Symulacja Monte Carlo tego procesu skutkuje potężnym rozstrzałem wyników. Przeplatają się pozytywne passy oraz fatalne porażki. To właśnie skośność. Teraz wyobraźmy sobie, że pod bębnem siedzi dziecko, które przez dziurkę uzupełnia bęben kolejnymi kulami. Czy każdy 'pomyślny’ strzał w ruletce zwiększa prawdopodobieństwo wygranej? Nie. Ale w przypadky Polyi – oczywiście tak. Model narusza pojęcie niezależności – wynik losowania nie powinien zależeć i nie zależy od poprzedniego wyniku. Ekstrapolacja na rynkach finansowych ostatecznie prowadzi do porażki, a wpływ losowych wydarzeń rzadkich jest zbyt często pomijany. Pistolet Gancarza wystrzelił. Cykle Glassnode’a miały stanowić wartość prognostyczną.
Źródło i inspiracja: 'Zwiedzeni przez przypadek. Tajemnicza rola losowości w życiu i rynkowej grze’ Nassim Nicholas Taleb
Żelazny kapitał
Z Gancarzem zbudujesz 'żelazny kapitał’ rozmnożysz 31 000 zł do przeszło 2 milionów! Gancarz pokaże Ci 'krok po kroku by mieć szansę dojść’ (pozostawiamy dowolną interpretację). To jeszcze nic. Słynny analityk Glassnode’a zaprezentuje Ci swój modelowy portfel inwestycyjny. Aż kusi by sprawdzić, co w nim siedzi. W dodatku modelowy portfel inwestycyjny? Co znaczy modelowy? Podłączysz się pod fundusz Gancarza czy może zobaczysz jego wróżby z kresek i kolorowych świeczek? Oto słynny, rzekomo złożony i precyzyjny Gancarz Indicator. Poniżej CBBI Index – widzicie podobieństwo? Gancarz zaprezentował wskaźnik, skopiowany z CBBI Index…? To tak można? Może należy mu się statuetka Head of Research w Instytucie Kryptografii.
Obecny wskaźnik CBBI Index, na który składa się 9 wymienionych poniżej wskaźników on-chain BTC. Oto one. Przypadek?
Luna to świetny projekt a DoKwon – charyzmatyczny CEO!
Oto Kamil Jarzombek – przedstawiający się jako introwertyk, z aktywnym kanałem na YouTube i social mediach. Czy to nie brzmi jak oksymoron? Oczywiście, że brzmi. Kolejna maska, zakładana w celu pozyskania zaufania – charakterystyczne dla szkoleniowców. Wchodzimy w świat, gdzie liczą się pozory. Czego dowiemy się z tego 'gabinetu luster’?

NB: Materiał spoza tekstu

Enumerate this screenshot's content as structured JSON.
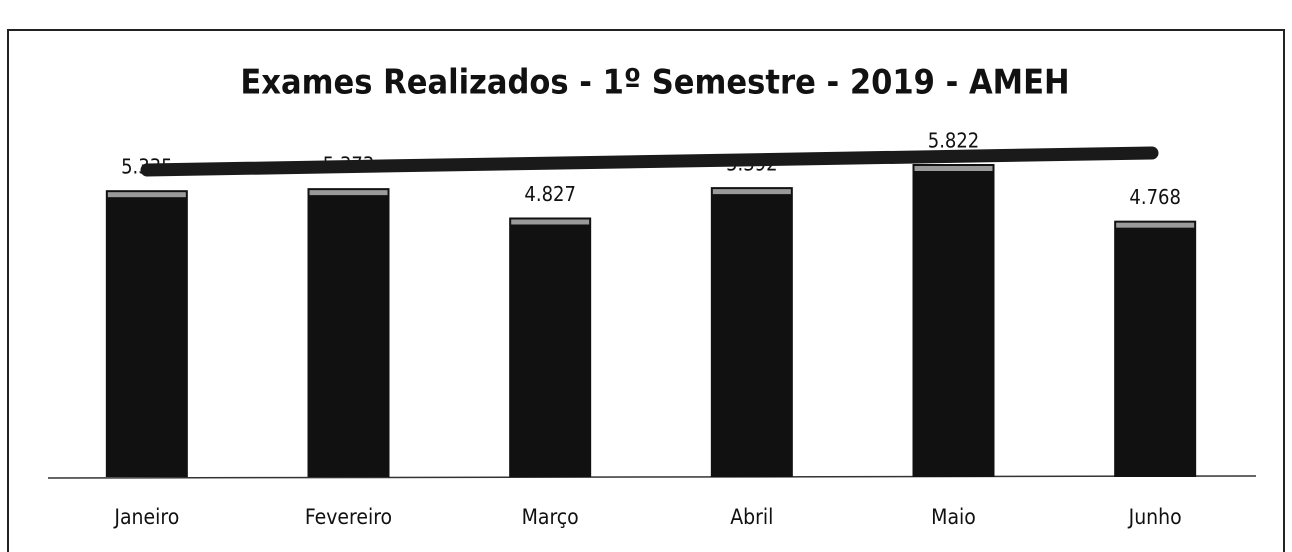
{
  "chart_data": {
    "type": "bar",
    "title": "Exames Realizados - 1º Semestre - 2019 - AMEH",
    "categories": [
      "Janeiro",
      "Fevereiro",
      "Março",
      "Abril",
      "Maio",
      "Junho"
    ],
    "values": [
      5335,
      5373,
      4827,
      5392,
      5822,
      4768
    ],
    "value_labels": [
      "5.335",
      "5.373",
      "4.827",
      "5.392",
      "5.822",
      "4.768"
    ],
    "color": "#111111"
  }
}
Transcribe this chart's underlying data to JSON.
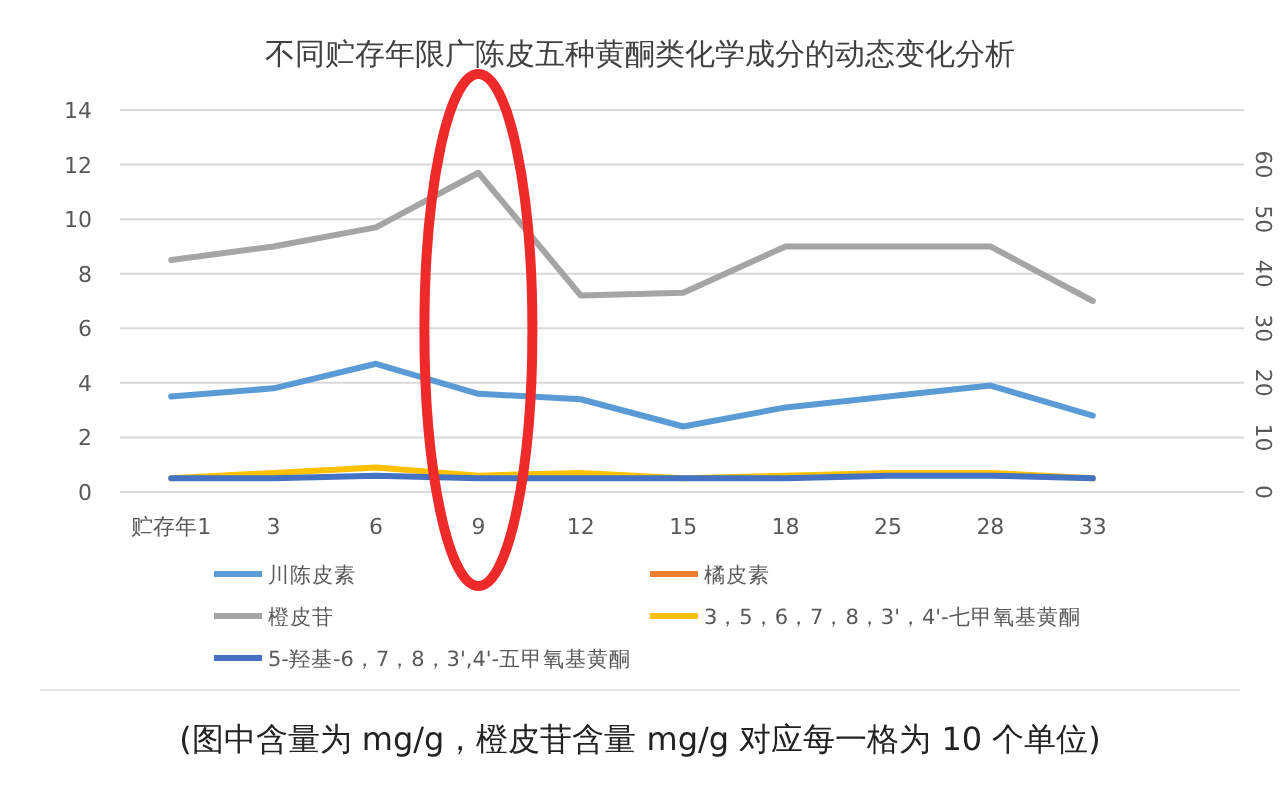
{
  "chart_data": {
    "type": "line",
    "title": "不同贮存年限广陈皮五种黄酮类化学成分的动态变化分析",
    "categories": [
      "贮存年1",
      "3",
      "6",
      "9",
      "12",
      "15",
      "18",
      "25",
      "28",
      "33"
    ],
    "series": [
      {
        "name": "川陈皮素",
        "color": "#5b9bd5",
        "values": [
          3.5,
          3.8,
          4.7,
          3.6,
          3.4,
          2.4,
          3.1,
          3.5,
          3.9,
          2.8
        ]
      },
      {
        "name": "橘皮素",
        "color": "#ed7d31",
        "values": [
          null,
          null,
          null,
          null,
          null,
          null,
          null,
          null,
          null,
          null
        ]
      },
      {
        "name": "橙皮苷",
        "color": "#a5a5a5",
        "axis": "y2",
        "values": [
          42.5,
          45,
          48.5,
          58.5,
          36,
          36.5,
          45,
          45,
          45,
          35
        ]
      },
      {
        "name": "3，5，6，7，8，3'，4'-七甲氧基黄酮",
        "color": "#ffc000",
        "values": [
          0.5,
          0.7,
          0.9,
          0.6,
          0.7,
          0.5,
          0.6,
          0.7,
          0.7,
          0.5
        ]
      },
      {
        "name": "5-羟基-6，7，8，3',4'-五甲氧基黄酮",
        "color": "#4472c4",
        "values": [
          0.5,
          0.5,
          0.6,
          0.5,
          0.5,
          0.5,
          0.5,
          0.6,
          0.6,
          0.5
        ]
      }
    ],
    "ylim": [
      0,
      14
    ],
    "yticks": [
      0,
      2,
      4,
      6,
      8,
      10,
      12,
      14
    ],
    "y2lim": [
      0,
      70
    ],
    "y2ticks": [
      0,
      10,
      20,
      30,
      40,
      50,
      60
    ],
    "grid": "y",
    "legend": "bottom",
    "marker": "none",
    "line_style": "solid",
    "annotations": [
      "(图中含量为 mg/g，橙皮苷含量 mg/g 对应每一格为 10 个单位)"
    ]
  }
}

- Jarzombek zainwestował głównie w Lunę, dlaczego? Ponieważ dostrzegł tam 'mrówczą pracę programistów’ i charyzmtycznego CEO (niedawno aresztowany w Czarnogórze)
- Kwestionował możliwość, że Luna/Terra była piramidą finansową (brak elementarnej wiedzy ekonomicznej – dał złapać się na technologiczne 'buzz words’ projektu, Anchor Protocol z podejrzanie wysokim yieldem nie budził podejrzeń – darmowe obiady istniały ale nie mogły istnieć w nieskończoność)
- Rzekomo został z 13% pozycji w Lunie i poniósł milionowe straty na implozji ekosystemu (czy ktoś wie, gdzie można to sprawdzić?)
- Finalnie przyznał się do błędu i faktu, że nie przewidział tego wydarzenia. Czy w podobny sposób tłumaczyliby się Konieczni, Gancarze i Rygielscy gdyby okazało się, że kolejnej hossy na BTC jednak nie będzie? Poniżej namiastka, jak mogłoby to wyglądać.
Może szkolenie?
Kamil Jarzombek wycenia swój kurs na 3470 PLN. W jego ramach poznacie jego strategię wyszukiwania wielorybów, która (jak twierdzi, nie przedstawiając żadnych dowodów) pozwoliła mu zarobić 7500% na Fantomie. Czy na pewno ta analiza mu pomogła? Czy osiągnął dzięki niej powtarzalne wyniki? A może 'miał rację, ale z niewłaściwego powodu’? Jarzombek bezwstydnie brnie dalej. W osobnym module chce prezentować NARZĘDZIA (tak, tak je nazywa), które sprawdzają ruchy 'smart money’ czyli instytucji lub dużych inwestorów zarządzających majątkiem. Większość z tych narzędzi dostępna jest z ułamek ceny kursu proponowanego przez Jarzombka.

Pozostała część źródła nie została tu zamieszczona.